Of we nu ‘autist’ of ‘persoon met autisme’ moeten gebruiken is dus moeilijk te zeggen. Uit mijn onderzoek blijkt dat de voorkeur van autistische mensen erg varieert. Daarbij komt wel duidelijk naar voren dat er een verband is tussen IFL en zelfacceptatie. Daarom zou ik zelf het gebruik van IFL aanraden. Maar dan wel met de nadrukkelijke kanttekening dat iemands persoonlijke voorkeur erg belangrijk is. Blijkbaar is er nog altijd een grote groep autistische personen in Nederland die de voorkeur geeft aan PFL. Dat moet natuurlijk gerespecteerd worden. In mijn scriptie heb ik de beide termen dan ook bewust afgewisseld. Omdat het kan bijdragen aan meer zelfacceptatie en kan helpen bij het tegengaan van zelfstigma.

Op dit moment wordt er in brochures en op de website van de GGZ nog altijd vrijwel uitsluitend gebruik gemaakt van PFL. De reden hiervoor is dat dit lange tijd de standaard was in de psychologie. Inmiddels is dit echter veranderd en het lijkt mij dan ook logisch om het huidige taalgebruik aan te passen. In de wetenschappelijke literatuur gebeurt dit inmiddels al. Veelzeggend is dat onlangs de richtlijnen van de American Psychological Association (APA) - de Amerikaanse beroepsvereniging van psychologen - voor het taalgebruik in wetenschappelijke psychologie-papers zijn aangepast. Waar PFL eerst de standaard was, wordt nu aangegeven dat er gekeken moet worden naar de voorkeur van de autistische deelnemers van een studie.
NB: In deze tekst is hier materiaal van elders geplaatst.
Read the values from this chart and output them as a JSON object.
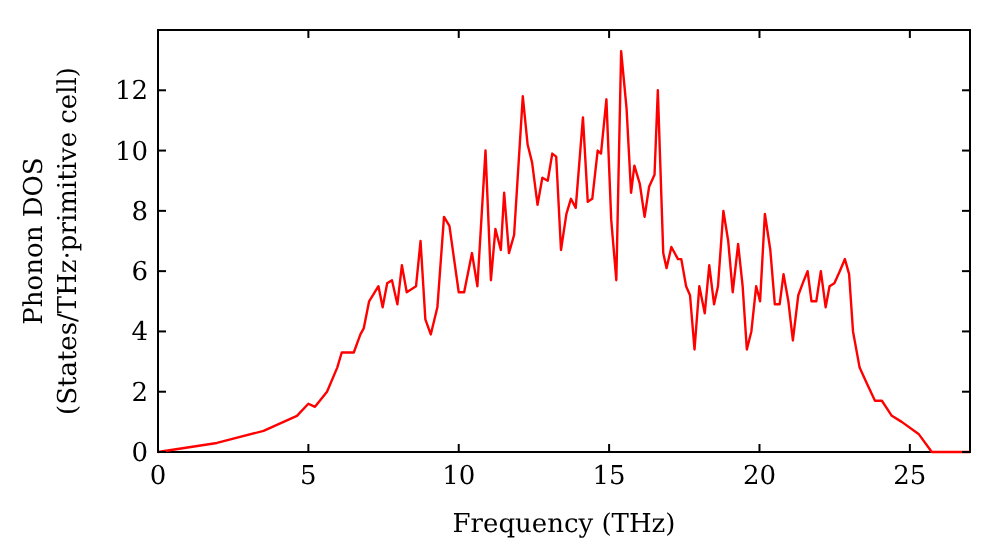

PFL wordt vrijwel alleen gebruikt voor gestigmatiseerde groepen. Mensen zeggen bijvoorbeeld nooit ‘een persoon met creativiteit’, maar ‘een creatief persoon’. De bedoeling van PFL was ooit om de focus te verleggen van het stigmatiserende deel naar de persoon. Als je zegt ‘persoon met autisme’ maak je de persoon belangrijker dan zijn of haar autisme. Maar als je dat alléén doet voor eigenschappen die stigmatiserend worden gevonden, houd je dat stigma juist in stand.

Bron: interview  in Autisme Magazine 4 -2020 van Julie Wevers, journalist en beleidsmedewerker bij de Nederlandse Vereniging voor Autisme.